Crist left few sacred cows, slashing tens of millions of dollars in university construction, vetoing dozens of health and social services programs and eliminating hundreds of pork projects -- even many in the home districts of the legislative leadership. His cuts exceeded the single-year record set by his predecessor, Jeb Bush, and reached deep into the human services that help define Crist's moderate Republicanism.

But the governor made clear Thursday the vetoes were meant to set an example. "If we're asking local governments to tighten their belts, then we can do no less," he said. Crist didn't dance around key legislative districts or even spare his home of Pinellas County. He slashed dozens of projects in Miami-Dade, the home of House Speaker Marco Rubio, cutting millions for transportation, drainage, juvenile welfare and sports programs. In the Tampa Bay area, he vetoed $2-million for a much-needed multihazard shelter for the severely retarded, $1-million in reasonable startup expenses for the just-established Tampa Bay Regional Transportation Authority and millions in Hillsborough and Pinellas for urban development projects. Crist also vetoed $7.5-million for economic development efforts in Pasco County and $1-million for emergency management in Citrus.

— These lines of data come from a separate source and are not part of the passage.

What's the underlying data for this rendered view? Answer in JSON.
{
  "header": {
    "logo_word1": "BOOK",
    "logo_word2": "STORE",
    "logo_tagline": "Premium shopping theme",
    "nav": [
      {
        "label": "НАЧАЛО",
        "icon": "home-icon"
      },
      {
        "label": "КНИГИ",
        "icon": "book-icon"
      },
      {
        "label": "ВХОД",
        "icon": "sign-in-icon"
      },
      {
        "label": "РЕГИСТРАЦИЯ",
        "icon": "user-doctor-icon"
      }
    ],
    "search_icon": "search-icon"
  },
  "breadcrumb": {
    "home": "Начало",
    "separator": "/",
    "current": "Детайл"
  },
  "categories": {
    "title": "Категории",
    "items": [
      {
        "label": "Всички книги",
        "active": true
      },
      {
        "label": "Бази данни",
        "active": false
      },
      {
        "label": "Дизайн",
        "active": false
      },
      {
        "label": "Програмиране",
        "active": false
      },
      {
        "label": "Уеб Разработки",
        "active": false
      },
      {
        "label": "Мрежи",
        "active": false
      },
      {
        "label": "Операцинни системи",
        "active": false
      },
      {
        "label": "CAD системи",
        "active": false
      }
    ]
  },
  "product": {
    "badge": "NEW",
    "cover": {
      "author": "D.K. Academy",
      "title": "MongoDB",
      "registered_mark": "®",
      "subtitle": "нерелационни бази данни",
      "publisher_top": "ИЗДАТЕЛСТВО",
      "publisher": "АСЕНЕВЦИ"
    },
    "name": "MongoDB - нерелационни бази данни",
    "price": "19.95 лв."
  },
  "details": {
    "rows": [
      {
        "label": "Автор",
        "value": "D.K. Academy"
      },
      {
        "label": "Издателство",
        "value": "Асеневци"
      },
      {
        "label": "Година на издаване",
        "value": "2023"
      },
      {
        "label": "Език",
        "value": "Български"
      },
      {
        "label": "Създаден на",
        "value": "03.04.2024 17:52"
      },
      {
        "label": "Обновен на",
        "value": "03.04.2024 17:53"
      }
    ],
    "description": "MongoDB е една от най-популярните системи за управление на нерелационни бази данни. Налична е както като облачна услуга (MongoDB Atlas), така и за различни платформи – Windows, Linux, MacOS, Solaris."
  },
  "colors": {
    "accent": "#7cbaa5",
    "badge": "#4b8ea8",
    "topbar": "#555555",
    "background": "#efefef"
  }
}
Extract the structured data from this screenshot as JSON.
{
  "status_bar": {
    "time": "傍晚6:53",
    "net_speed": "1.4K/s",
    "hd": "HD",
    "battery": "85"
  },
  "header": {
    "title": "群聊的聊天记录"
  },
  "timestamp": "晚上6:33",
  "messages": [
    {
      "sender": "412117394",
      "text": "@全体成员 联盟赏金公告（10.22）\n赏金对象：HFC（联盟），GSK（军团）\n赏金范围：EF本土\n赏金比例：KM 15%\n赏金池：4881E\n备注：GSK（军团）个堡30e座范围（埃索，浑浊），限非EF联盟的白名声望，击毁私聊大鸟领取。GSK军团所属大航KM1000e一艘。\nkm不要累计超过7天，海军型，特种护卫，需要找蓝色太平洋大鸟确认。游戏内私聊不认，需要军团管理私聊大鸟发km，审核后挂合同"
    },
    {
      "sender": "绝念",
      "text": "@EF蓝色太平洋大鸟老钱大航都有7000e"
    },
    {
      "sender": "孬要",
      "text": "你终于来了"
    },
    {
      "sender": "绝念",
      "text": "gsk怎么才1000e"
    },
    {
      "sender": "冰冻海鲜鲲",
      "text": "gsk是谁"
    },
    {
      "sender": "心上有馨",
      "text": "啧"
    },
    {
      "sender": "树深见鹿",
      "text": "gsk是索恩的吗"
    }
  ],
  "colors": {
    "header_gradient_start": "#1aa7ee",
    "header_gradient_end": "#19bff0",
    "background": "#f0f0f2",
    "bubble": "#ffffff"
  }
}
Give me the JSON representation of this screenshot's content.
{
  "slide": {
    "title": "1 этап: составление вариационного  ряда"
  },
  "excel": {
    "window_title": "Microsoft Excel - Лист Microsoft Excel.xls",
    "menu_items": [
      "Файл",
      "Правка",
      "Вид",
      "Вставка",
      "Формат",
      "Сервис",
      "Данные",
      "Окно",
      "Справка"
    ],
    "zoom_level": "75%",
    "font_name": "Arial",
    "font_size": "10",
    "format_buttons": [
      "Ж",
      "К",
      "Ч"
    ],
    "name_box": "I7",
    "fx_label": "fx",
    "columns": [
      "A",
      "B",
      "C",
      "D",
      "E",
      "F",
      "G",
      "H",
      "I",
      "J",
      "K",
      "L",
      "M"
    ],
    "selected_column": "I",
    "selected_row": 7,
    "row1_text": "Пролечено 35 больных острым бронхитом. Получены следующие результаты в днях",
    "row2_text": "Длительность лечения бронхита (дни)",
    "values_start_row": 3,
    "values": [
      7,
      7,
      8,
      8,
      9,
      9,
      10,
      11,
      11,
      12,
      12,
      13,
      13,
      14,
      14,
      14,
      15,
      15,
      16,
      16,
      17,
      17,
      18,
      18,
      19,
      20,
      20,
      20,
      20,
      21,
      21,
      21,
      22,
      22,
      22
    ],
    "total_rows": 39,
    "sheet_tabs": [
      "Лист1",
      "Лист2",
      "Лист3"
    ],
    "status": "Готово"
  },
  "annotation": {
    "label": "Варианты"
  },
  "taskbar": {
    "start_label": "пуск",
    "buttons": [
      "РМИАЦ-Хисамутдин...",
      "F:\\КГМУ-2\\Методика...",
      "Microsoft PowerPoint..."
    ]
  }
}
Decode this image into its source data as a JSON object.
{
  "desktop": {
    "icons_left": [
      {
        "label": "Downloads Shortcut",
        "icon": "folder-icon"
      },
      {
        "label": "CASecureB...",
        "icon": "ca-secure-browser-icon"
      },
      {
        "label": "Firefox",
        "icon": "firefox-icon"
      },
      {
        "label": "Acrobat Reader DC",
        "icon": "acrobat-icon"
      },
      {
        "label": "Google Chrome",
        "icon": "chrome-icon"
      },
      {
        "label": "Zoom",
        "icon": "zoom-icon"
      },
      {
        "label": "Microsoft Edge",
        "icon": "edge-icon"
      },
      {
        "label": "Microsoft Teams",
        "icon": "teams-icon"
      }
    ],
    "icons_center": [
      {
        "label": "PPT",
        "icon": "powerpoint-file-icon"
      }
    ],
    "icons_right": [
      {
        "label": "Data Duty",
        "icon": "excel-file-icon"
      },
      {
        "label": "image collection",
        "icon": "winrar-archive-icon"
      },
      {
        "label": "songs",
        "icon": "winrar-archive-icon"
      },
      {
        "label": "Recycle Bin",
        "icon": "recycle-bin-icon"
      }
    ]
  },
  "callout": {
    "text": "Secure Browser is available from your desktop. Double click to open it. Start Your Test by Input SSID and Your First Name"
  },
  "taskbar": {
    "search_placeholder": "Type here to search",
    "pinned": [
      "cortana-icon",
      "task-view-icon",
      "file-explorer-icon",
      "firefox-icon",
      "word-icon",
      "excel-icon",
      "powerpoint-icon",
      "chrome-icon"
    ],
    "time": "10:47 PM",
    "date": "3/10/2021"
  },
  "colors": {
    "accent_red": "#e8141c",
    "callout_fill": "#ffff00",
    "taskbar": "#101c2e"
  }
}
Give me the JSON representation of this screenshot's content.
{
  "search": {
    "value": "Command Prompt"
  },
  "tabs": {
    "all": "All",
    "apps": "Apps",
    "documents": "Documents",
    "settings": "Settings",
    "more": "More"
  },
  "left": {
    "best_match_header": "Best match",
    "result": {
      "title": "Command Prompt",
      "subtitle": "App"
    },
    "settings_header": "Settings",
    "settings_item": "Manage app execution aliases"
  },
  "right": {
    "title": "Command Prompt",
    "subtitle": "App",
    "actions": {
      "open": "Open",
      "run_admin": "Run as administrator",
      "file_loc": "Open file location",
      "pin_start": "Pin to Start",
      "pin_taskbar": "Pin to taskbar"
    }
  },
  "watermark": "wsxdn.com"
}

Some major cuts are particularly unfortunate, such as his veto of the 5 percent tuition increase for colleges and universities, preventative health and student preparedness programs. Crist showed he can push back at a Legislature that refused to fund several of his priorities, including money for environmental protection, stem cell research, teacher merit pay and new voting machines. But the larger story is how these cuts foreshadow a much bigger fight ahead over how local governments will pay for billions of dollars worth of road, drainage and other bread-and-butter projects should legislators drastically roll back local revenues.

But in his first outing as governor, Crist shot some real turkeys from the budget and sent the right message to the Capitol crowd: state and local governments are in this together. The hypocrisy of lawmakers larding up the budget while they bad-mouth local government for its spending deserved a firm rebuke. Legislators should return to Tallahassee next month with a greater sensitivity to what any tax reduction plan will mean to local governments.